Publié le 27 décembre 2025 10:14:00. Une étude internationale révèle un mécanisme inédit de mort neuronale lié à une mutation génétique rare chez l’enfant, ouvrant de nouvelles perspectives pour la compréhension de maladies neurodégénératives comme Alzheimer et Parkinson.
- Une mutation génétique extrêmement rare provoque la mort des neurones par un processus appelé ferroptose.
- Les chercheurs ont identifié un lien entre ce mécanisme et des processus observés dans des maladies neurodégénératives plus courantes.
- L’étude, coordonnée par le centre de recherche Helmholtz Munich, pourrait ouvrir la voie à de nouvelles thérapies.
Des chercheurs ont mis en lumière un processus de destruction neuronale jusqu’alors méconnu, déclenché par une mutation génétique exceptionnellement rare observée chez des enfants. Cette découverte, publiée dans la revue Cell, pourrait avoir des implications majeures pour la compréhension et le traitement de maladies neurodégénératives telles que la maladie d’Alzheimer, la maladie de Parkinson et la maladie de Huntington.
Bien que la démence soit généralement associée au vieillissement, il existe des formes pédiatriques rares, liées à plus de 100 maladies génétiques différentes. L’étude de ces cas complexes fournit des informations cruciales sur les mécanismes de la neurodégénérescence, selon News.ro.
L’équipe du centre de recherche allemand Helmholtz Munich a mené des expériences sur une mutation génétique ultra-rare, associée à une neurodégénérescence sévère chez l’enfant. Ces travaux ont révélé que les mutations d’un seul gène provoquent, chez la souris, une inflammation progressive et la mort des neurones. Des observations similaires ont été faites sur des cellules cérébrales humaines cultivées en laboratoire, obtenues à partir de cellules cutanées de patients porteurs de la même mutation.
Le mécanisme identifié est celui de la ferroptose, une forme spécifique de mort cellulaire programmée déclenchée par l’accumulation de fer et des dommages oxydatifs à la membrane cellulaire. L’analyse des protéines exprimées par les neurones a montré que ce processus est comparable à ceux déjà décrits dans le contexte de la démence, et des études récentes ont établi un lien entre la ferroptose et la maladie d’Alzheimer. La maladie d’Alzheimer.

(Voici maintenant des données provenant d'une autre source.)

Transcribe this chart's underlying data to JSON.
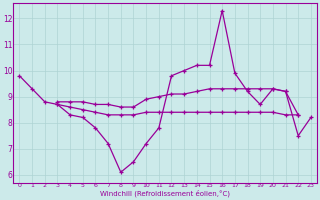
{
  "x": [
    0,
    1,
    2,
    3,
    4,
    5,
    6,
    7,
    8,
    9,
    10,
    11,
    12,
    13,
    14,
    15,
    16,
    17,
    18,
    19,
    20,
    21,
    22,
    23
  ],
  "line1": [
    9.8,
    9.3,
    8.8,
    8.7,
    8.3,
    8.2,
    7.8,
    7.2,
    6.1,
    6.5,
    7.2,
    7.8,
    9.8,
    10.0,
    10.2,
    10.2,
    12.3,
    9.9,
    9.2,
    8.7,
    9.3,
    9.2,
    7.5,
    8.2
  ],
  "line2_x": [
    3,
    4,
    5,
    6,
    7,
    8,
    9,
    10,
    11,
    12,
    13,
    14,
    15,
    16,
    17,
    18,
    19,
    20,
    21,
    22
  ],
  "line2_y": [
    8.8,
    8.8,
    8.8,
    8.7,
    8.7,
    8.6,
    8.6,
    8.9,
    9.0,
    9.1,
    9.1,
    9.2,
    9.3,
    9.3,
    9.3,
    9.3,
    9.3,
    9.3,
    9.2,
    8.3
  ],
  "line3_x": [
    3,
    4,
    5,
    6,
    7,
    8,
    9,
    10,
    11,
    12,
    13,
    14,
    15,
    16,
    17,
    18,
    19,
    20,
    21,
    22
  ],
  "line3_y": [
    8.7,
    8.6,
    8.5,
    8.4,
    8.3,
    8.3,
    8.3,
    8.4,
    8.4,
    8.4,
    8.4,
    8.4,
    8.4,
    8.4,
    8.4,
    8.4,
    8.4,
    8.4,
    8.3,
    8.3
  ],
  "ylim_bottom": 5.7,
  "ylim_top": 12.6,
  "yticks": [
    6,
    7,
    8,
    9,
    10,
    11,
    12
  ],
  "xlim_left": -0.5,
  "xlim_right": 23.5,
  "line_color": "#990099",
  "bg_color": "#cceaea",
  "grid_color": "#aed4d4",
  "xlabel": "Windchill (Refroidissement éolien,°C)"
}
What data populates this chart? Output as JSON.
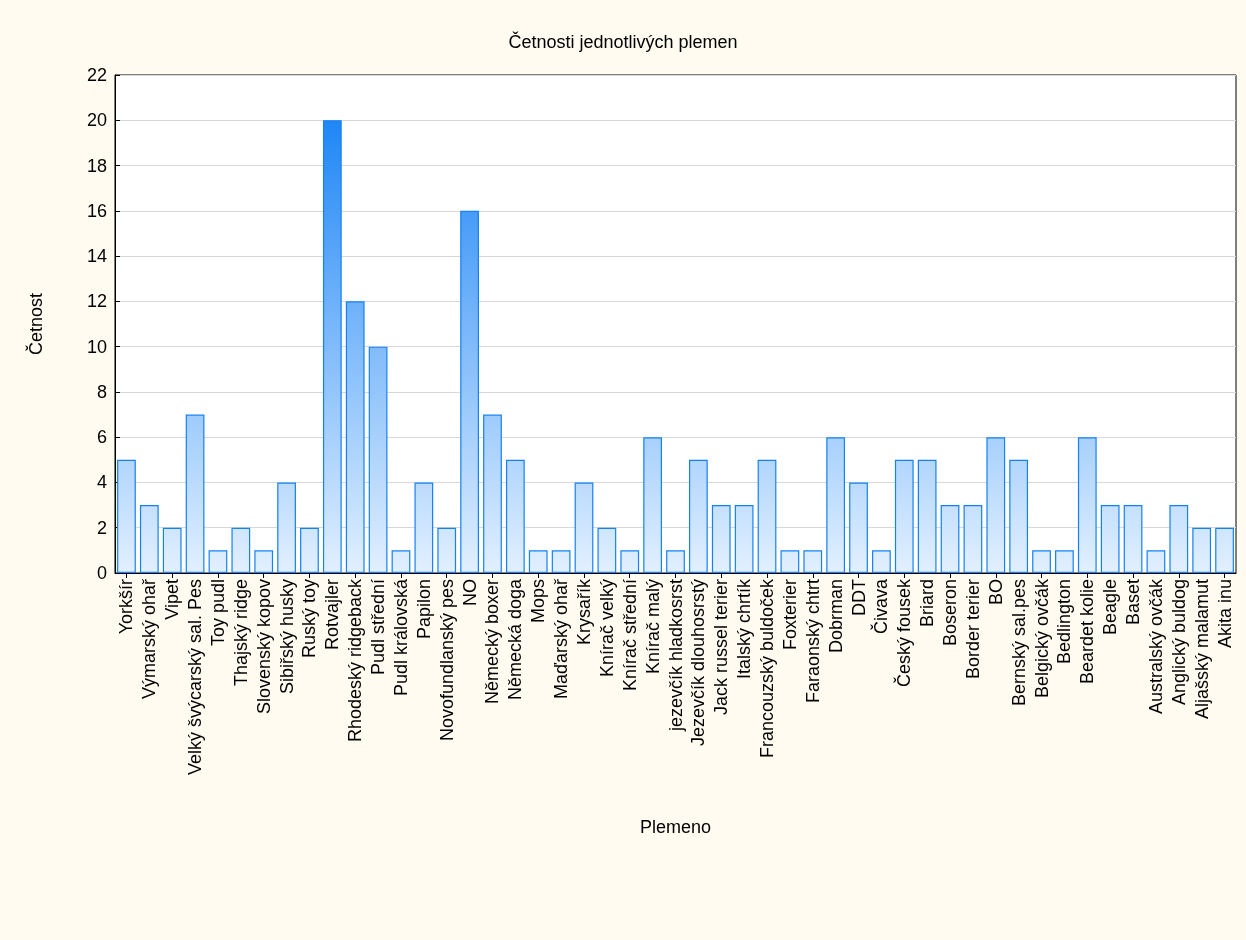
{
  "chart_data": {
    "type": "bar",
    "title": "Četnosti jednotlivých plemen",
    "xlabel": "Plemeno",
    "ylabel": "Četnost",
    "categories": [
      "Yorkšír",
      "Výmarský ohař",
      "Vipet",
      "Velký švýcarský sal. Pes",
      "Toy pudl",
      "Thajský ridge",
      "Slovenský kopov",
      "Sibiřský husky",
      "Ruský toy",
      "Rotvajler",
      "Rhodeský ridgeback",
      "Pudl střední",
      "Pudl královská",
      "Papilon",
      "Novofundlanský pes",
      "NO",
      "Německý boxer",
      "Německá doga",
      "Mops",
      "Maďarský ohař",
      "Krysařík",
      "Knírač velký",
      "Knírač střední",
      "Knírač malý",
      "jezevčík hladkosrst",
      "Jezevčík dlouhosrstý",
      "Jack russel terier",
      "Italský chrtík",
      "Francouzský buldoček",
      "Foxterier",
      "Faraonský chtrt",
      "Dobrman",
      "DDT",
      "Čivava",
      "Český fousek",
      "Briard",
      "Boseron",
      "Border terier",
      "BO",
      "Bernský sal.pes",
      "Belgický ovčák",
      "Bedlington",
      "Beardet kolie",
      "Beagle",
      "Baset",
      "Australský ovčák",
      "Anglický buldog",
      "Aljašský malamut",
      "Akita inu"
    ],
    "values": [
      5,
      3,
      2,
      7,
      1,
      2,
      1,
      4,
      2,
      20,
      12,
      10,
      1,
      4,
      2,
      16,
      7,
      5,
      1,
      1,
      4,
      2,
      1,
      6,
      1,
      5,
      3,
      3,
      5,
      1,
      1,
      6,
      4,
      1,
      5,
      5,
      3,
      3,
      6,
      5,
      1,
      1,
      6,
      3,
      3,
      1,
      3,
      2,
      2
    ],
    "color": "#1581f5",
    "ylim": [
      0,
      22
    ],
    "yticks": [
      0,
      2,
      4,
      6,
      8,
      10,
      12,
      14,
      16,
      18,
      20,
      22
    ],
    "grid": "y"
  }
}
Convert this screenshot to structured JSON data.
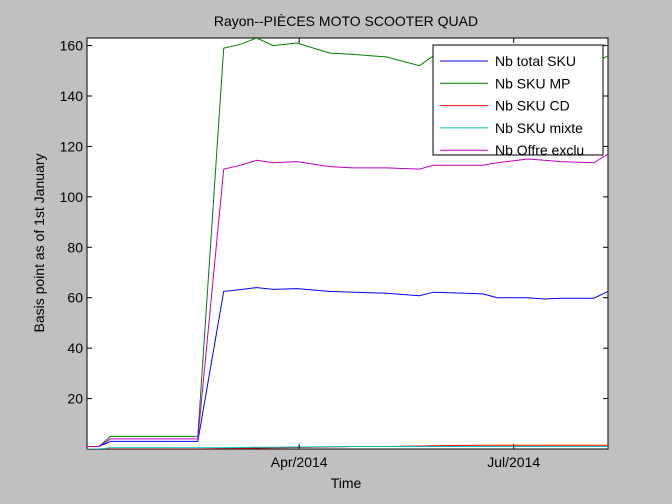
{
  "chart_data": {
    "type": "line",
    "title": "Rayon--PIÈCES MOTO SCOOTER QUAD",
    "xlabel": "Time",
    "ylabel": "Basis point as of 1st January",
    "xlim": [
      "2014-01-01",
      "2014-08-10"
    ],
    "ylim": [
      0,
      163
    ],
    "x_tick_labels": [
      {
        "date": "2014-04-01",
        "label": "Apr/2014"
      },
      {
        "date": "2014-07-01",
        "label": "Jul/2014"
      }
    ],
    "y_ticks": [
      20,
      40,
      60,
      80,
      100,
      120,
      140,
      160
    ],
    "grid": false,
    "legend_position": "top-right",
    "x": [
      "2014-01-01",
      "2014-01-06",
      "2014-01-11",
      "2014-01-20",
      "2014-02-03",
      "2014-02-17",
      "2014-02-28",
      "2014-03-07",
      "2014-03-14",
      "2014-03-21",
      "2014-03-31",
      "2014-04-14",
      "2014-04-24",
      "2014-05-08",
      "2014-05-22",
      "2014-05-28",
      "2014-06-04",
      "2014-06-18",
      "2014-06-24",
      "2014-07-07",
      "2014-07-14",
      "2014-07-21",
      "2014-08-04",
      "2014-08-10"
    ],
    "series": [
      {
        "name": "Nb total SKU",
        "color": "#0000ff",
        "values": [
          1,
          1,
          3,
          3,
          3,
          3,
          62.5,
          63.2,
          64,
          63.3,
          63.6,
          62.5,
          62.2,
          61.8,
          60.8,
          62.2,
          62,
          61.5,
          60,
          60,
          59.5,
          59.8,
          59.8,
          62.5
        ]
      },
      {
        "name": "Nb SKU MP",
        "color": "#008000",
        "values": [
          1,
          1,
          5,
          5,
          5,
          5,
          159,
          160.5,
          163,
          160,
          161,
          157,
          156.5,
          155.5,
          152,
          156,
          156,
          156,
          154,
          154,
          152,
          153,
          153,
          156
        ]
      },
      {
        "name": "Nb SKU CD",
        "color": "#ff0000",
        "values": [
          0,
          0,
          0,
          0,
          0,
          0,
          0.3,
          0.3,
          0.4,
          0.5,
          0.6,
          0.8,
          1,
          1,
          1.2,
          1.3,
          1.4,
          1.5,
          1.5,
          1.5,
          1.5,
          1.5,
          1.5,
          1.5
        ]
      },
      {
        "name": "Nb SKU mixte",
        "color": "#00bfbf",
        "values": [
          0,
          0,
          0.5,
          0.5,
          0.5,
          0.5,
          0.5,
          0.6,
          0.7,
          0.7,
          0.8,
          0.9,
          1,
          1,
          1,
          1,
          1,
          1,
          1,
          1,
          1,
          1,
          1,
          1
        ]
      },
      {
        "name": "Nb Offre exclu",
        "color": "#bf00bf",
        "values": [
          1,
          1,
          4,
          4,
          4,
          4,
          111,
          112.5,
          114.5,
          113.5,
          114,
          112,
          111.5,
          111.5,
          111,
          112.5,
          112.5,
          112.5,
          113.5,
          115,
          114.5,
          114,
          113.5,
          117
        ]
      }
    ]
  }
}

La maladie génétique étudiée est la dysplasie spondylométaphysaire sédaghatienne (SSMD), une affection extrêmement rare caractérisée par de graves anomalies du cerveau et du squelette. Décrite pour la première fois en 1980, elle a été officiellement signalée dans seulement quelques dizaines de cas, la plupart ayant entraîné le décès d’enfants dans les premiers mois de leur vie.
Le séquençage génomique a révélé que la SSMD est liée à des mutations du gène codant pour l’enzyme GPX4, considérée comme un protecteur contre la ferroptose, car elle protège les membranes cellulaires des dommages oxydatifs. Selon Marcus Conrad, directeur de l’Institut du métabolisme et de la mort cellulaire à Helmholtz Munich :
« Normalement, l’enzyme GPX4 s’ancre dans la membrane cellulaire et neutralise rapidement les peroxydes lipidiques au fur et à mesure de leur formation. Dans le cas de la mutation étudiée, cette ‘ancre’ manque et l’enzyme ne peut plus remplir sa fonction protectrice. »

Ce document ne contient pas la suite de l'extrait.